The presidency has rejected the European Union Election Monitoring Observation final report on the February 25 presidential election, describing it as a fraudulent attempt to discredit the election result that declared the then presidential candidate of the All Progressives Congress (APC), Ahmed Bola Tinubu, as the winner and president of the biggest black nation in the world.
In a press statement signed by Dele Alake, Special Adviser to the President on Special Duties, Communications, and Strategy, the presidency said that the European Union report was not only expected but a negatively influenced conclusion based on feelings and subjective observations from those who lost out in the election.
The presidency said that as far back as May, they had “alerted the nation, through a press statement, to the plan by a continental multi-lateral institution to discredit the 2023 general elections conducted by the Independent National Electoral Commission.”
It claimed that in that same statement, the EU had been “unrelenting in its assault on the credibility of the electoral process, the sovereignty of our country, and on our ability as a people to organise ourselves.”
The presidency said that it found it unimaginable and unacceptable to base the credibility and transparency of our electoral processes on the yardstick set by foreign organisations in this case, the EU.
Concerned especially about the “partisan” direction the organisation has taken, the presidency said, “Now that the organisation has submitted what it claimed to be its final report on the elections, we can now categorically let Nigerians and the entire world know that we were not unaware of the machinations of the European Union to sustain its, largely, unfounded bias and claims on the election outcomes.”
It added that the lack of substantial and convincing evidence to discredit the integrity of the electoral process proves that the February 25 presidential election, which produced Tinubu as president, “were credible, peaceful, free, fair, and the best organised general elections in Nigeria since 1999.”
According to the presidency, what was more disturbing in the EU’s final assessment and conclusions was that Barry Andrews, the Head of the EU Election Observation Mission, based its pre-election and post-election processes in Nigeria on observations from 11 Abuja-based analysts and 40 election observers spread across 36 states and the Federal Capital Territory.
With a personnel deployment not enough to cover the happenings across 176,000 polling units across Nigeria, the presidency said, “We would like to know and even ask the EU how it reached the conclusions in the submitted final report with the very limited coverage of the elections by their observers, who, without doubt, relied more on rumours, hearsay, cocktails of prejudiced and uninformed social media commentaries, and opposition talking heads.

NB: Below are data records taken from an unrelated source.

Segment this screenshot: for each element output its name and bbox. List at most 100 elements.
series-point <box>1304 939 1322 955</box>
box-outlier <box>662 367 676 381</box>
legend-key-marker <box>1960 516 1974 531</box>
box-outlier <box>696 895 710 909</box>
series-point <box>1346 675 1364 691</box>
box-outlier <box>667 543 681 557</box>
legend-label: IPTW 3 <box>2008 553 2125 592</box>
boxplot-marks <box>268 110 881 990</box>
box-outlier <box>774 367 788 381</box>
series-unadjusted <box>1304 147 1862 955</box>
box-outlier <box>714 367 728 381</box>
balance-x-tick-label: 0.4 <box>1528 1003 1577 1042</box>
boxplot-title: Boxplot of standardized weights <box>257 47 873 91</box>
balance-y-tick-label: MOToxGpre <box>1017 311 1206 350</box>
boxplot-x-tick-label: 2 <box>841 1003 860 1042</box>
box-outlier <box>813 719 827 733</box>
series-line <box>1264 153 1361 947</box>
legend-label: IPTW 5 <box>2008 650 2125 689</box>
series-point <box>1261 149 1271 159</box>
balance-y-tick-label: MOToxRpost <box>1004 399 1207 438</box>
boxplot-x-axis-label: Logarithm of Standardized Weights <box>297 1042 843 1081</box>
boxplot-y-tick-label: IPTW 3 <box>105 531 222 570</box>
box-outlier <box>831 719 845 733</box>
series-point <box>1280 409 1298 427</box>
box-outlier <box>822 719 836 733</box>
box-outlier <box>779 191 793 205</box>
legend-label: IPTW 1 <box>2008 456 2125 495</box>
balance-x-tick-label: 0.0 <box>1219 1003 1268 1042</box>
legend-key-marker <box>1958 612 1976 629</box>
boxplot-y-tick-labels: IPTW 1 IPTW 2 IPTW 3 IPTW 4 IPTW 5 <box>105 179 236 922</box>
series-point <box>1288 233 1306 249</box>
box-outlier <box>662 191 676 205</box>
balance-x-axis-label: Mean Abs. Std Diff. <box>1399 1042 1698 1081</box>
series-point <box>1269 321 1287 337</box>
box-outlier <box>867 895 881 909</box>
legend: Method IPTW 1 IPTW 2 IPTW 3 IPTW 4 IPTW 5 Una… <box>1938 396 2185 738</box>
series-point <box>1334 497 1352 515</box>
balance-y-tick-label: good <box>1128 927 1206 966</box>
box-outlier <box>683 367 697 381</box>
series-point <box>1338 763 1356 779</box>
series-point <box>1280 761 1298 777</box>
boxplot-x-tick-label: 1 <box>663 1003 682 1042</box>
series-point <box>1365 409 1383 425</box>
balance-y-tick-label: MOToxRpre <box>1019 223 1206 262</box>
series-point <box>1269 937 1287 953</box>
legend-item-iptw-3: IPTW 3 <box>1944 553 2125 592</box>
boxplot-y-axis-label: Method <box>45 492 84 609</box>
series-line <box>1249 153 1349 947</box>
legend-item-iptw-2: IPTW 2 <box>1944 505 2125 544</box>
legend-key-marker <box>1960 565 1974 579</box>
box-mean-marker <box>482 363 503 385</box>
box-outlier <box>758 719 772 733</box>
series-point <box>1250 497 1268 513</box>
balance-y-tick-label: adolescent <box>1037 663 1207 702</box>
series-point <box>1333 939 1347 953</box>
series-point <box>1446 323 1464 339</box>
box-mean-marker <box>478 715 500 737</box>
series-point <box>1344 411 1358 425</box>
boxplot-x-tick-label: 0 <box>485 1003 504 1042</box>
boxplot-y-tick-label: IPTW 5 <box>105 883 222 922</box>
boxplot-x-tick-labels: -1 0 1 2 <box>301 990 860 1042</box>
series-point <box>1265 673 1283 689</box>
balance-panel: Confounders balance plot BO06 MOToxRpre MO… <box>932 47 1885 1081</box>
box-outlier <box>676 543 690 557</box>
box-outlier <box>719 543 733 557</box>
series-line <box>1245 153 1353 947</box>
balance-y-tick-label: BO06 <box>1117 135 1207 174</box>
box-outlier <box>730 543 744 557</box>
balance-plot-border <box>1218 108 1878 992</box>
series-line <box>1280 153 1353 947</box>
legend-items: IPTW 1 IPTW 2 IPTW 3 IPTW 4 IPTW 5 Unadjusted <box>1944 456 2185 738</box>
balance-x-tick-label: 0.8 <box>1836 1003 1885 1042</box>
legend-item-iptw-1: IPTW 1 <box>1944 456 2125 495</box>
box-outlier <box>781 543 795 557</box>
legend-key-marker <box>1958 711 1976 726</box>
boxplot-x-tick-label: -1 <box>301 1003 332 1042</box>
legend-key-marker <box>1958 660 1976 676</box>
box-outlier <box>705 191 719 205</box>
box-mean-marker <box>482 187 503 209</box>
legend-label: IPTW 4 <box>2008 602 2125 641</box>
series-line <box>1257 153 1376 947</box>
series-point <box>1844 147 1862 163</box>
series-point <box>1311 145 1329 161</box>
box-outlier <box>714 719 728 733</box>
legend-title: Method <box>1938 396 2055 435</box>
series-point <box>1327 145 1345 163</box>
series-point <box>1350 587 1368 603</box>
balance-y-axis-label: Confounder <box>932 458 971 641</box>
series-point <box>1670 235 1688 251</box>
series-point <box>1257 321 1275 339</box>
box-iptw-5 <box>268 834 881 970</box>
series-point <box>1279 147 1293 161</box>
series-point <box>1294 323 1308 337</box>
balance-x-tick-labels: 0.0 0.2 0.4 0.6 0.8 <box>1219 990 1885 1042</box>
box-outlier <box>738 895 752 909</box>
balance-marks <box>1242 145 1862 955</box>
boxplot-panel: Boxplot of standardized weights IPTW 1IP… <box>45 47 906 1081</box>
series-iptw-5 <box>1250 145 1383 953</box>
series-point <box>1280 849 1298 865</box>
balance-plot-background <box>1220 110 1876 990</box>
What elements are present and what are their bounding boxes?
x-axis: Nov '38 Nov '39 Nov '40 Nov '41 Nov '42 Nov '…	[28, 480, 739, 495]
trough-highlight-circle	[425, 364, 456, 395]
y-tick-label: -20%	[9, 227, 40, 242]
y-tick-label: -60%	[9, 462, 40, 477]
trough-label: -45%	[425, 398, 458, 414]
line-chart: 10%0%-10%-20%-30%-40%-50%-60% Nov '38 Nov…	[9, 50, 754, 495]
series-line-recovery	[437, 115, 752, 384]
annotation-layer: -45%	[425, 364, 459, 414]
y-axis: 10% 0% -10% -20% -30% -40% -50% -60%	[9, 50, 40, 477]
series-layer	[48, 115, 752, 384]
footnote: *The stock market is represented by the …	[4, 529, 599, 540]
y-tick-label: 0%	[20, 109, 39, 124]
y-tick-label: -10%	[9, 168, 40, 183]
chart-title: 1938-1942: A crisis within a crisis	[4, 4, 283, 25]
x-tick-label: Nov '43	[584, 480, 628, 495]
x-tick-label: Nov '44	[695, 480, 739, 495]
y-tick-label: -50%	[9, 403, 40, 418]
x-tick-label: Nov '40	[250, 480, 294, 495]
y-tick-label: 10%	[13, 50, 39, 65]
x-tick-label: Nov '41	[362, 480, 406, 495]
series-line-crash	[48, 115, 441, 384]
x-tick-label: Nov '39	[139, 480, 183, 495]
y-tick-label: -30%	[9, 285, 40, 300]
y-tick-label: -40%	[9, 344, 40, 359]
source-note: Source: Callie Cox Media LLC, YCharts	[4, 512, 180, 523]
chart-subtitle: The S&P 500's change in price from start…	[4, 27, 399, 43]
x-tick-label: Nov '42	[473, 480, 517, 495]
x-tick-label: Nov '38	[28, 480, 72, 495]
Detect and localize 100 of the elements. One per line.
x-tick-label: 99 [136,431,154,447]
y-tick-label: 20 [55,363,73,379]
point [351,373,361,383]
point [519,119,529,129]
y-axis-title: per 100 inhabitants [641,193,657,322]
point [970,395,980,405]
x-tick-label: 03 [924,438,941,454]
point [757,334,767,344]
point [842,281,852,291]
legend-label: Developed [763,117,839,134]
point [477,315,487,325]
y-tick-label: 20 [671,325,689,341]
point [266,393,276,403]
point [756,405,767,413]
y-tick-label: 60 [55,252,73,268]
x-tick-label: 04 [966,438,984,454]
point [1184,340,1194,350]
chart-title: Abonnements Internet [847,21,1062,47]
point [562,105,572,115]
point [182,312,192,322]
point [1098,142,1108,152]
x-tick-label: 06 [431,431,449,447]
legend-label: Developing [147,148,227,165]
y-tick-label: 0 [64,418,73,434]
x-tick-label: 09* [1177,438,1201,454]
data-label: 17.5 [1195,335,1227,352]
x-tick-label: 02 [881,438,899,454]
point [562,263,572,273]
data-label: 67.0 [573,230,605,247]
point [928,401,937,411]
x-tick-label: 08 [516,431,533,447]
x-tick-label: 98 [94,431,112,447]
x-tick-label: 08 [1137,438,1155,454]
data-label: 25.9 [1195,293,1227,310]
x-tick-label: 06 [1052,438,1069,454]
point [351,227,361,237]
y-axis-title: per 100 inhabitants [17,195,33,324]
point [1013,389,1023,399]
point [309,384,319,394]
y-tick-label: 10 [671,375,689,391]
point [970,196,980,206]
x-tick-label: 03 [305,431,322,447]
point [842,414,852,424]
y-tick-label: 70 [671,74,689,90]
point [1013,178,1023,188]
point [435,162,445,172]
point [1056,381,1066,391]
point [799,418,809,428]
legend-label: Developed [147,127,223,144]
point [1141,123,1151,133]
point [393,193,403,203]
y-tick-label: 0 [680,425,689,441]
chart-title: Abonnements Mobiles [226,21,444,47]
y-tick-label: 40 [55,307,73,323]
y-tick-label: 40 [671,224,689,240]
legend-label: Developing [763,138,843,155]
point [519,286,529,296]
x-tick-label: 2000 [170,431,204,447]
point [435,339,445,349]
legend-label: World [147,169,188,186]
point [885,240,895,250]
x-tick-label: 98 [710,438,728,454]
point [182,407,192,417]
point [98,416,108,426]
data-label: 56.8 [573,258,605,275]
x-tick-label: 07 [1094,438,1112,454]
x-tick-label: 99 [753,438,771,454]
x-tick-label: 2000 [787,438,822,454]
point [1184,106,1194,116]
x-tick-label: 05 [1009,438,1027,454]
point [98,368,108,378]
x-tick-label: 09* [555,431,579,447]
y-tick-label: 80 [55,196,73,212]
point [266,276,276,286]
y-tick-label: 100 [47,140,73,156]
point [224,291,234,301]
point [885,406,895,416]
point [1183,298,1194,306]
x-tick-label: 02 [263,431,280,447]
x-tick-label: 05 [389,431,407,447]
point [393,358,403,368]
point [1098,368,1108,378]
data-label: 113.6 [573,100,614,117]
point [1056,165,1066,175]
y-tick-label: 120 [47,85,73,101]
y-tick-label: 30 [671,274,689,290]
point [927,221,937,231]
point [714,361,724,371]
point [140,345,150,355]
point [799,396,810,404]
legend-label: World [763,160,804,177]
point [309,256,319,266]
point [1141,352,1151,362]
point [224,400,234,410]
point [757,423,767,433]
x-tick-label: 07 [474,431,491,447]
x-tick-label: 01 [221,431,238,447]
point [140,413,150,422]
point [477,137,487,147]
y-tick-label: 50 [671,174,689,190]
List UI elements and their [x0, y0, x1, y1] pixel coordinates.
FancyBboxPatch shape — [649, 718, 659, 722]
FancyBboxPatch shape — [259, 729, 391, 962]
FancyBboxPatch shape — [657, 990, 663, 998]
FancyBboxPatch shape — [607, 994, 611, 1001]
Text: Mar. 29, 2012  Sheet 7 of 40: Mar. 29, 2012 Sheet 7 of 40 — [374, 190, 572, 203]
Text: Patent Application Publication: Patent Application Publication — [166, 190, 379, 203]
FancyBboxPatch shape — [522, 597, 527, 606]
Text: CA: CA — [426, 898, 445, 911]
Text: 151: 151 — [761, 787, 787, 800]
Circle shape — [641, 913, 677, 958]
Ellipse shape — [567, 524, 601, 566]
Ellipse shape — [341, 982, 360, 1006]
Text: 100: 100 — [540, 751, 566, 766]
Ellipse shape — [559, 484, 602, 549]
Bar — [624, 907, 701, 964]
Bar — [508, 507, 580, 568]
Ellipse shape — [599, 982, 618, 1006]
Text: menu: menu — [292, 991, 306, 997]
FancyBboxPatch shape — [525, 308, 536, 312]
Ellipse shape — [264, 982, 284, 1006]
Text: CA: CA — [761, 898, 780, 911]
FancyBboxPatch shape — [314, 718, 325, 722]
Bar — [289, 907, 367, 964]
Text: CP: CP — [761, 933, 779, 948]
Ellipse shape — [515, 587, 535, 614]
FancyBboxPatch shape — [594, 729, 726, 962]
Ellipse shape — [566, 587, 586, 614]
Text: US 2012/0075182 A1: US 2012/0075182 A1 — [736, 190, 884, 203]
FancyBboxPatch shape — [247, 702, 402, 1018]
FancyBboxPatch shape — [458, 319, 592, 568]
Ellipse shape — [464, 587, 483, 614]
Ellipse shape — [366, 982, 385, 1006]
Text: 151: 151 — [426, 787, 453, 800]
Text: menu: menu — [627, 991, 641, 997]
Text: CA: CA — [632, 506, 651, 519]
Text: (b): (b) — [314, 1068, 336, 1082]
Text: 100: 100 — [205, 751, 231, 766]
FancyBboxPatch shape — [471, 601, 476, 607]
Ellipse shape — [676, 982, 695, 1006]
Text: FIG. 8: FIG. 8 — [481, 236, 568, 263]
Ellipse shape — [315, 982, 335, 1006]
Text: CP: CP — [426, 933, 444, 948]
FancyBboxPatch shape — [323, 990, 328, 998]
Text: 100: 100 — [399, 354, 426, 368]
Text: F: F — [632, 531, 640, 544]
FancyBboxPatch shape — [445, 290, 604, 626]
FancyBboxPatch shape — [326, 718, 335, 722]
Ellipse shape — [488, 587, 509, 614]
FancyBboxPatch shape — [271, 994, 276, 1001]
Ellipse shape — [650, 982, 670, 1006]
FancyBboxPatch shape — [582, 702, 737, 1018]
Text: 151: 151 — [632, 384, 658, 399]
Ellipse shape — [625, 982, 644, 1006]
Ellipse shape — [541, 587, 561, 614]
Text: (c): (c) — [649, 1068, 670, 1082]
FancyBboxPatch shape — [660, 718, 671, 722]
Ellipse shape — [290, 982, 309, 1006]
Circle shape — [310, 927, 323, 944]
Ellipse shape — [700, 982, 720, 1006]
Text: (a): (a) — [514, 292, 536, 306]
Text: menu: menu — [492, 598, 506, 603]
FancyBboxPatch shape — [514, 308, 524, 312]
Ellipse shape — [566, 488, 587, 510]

We are convinced that what EU-EOM called the final report on our recent elections is a product of a poorly done desk job that relied heavily on a few instances of skirmishes in less than 1000 polling units out of over 176,000 where Nigerians voted on election day.”
It added that the report is jaundiced and, at best, was merely sustained to feed the premature denunciatory stance.
It stated that unlike the EU Election Observation Mission, the African Union, ECOWAS, Commonwealth Observer Mission, and the Nigeria Bar Association had judged the 2023 general elections as “the most transparent and best organised elections since the return of civil rule”.
The presidency also noted that in recent interviews, Festus Okoye, the National Commissioner for Information and Voter Education of INEC, has not only defended the integrity of the general elections but rejected the false narratives peddled in the EU report.
For now, “President Tinubu is facing the arduous task of nation-building, while those who have reasons to challenge the process continue to do so through the courts,” it added.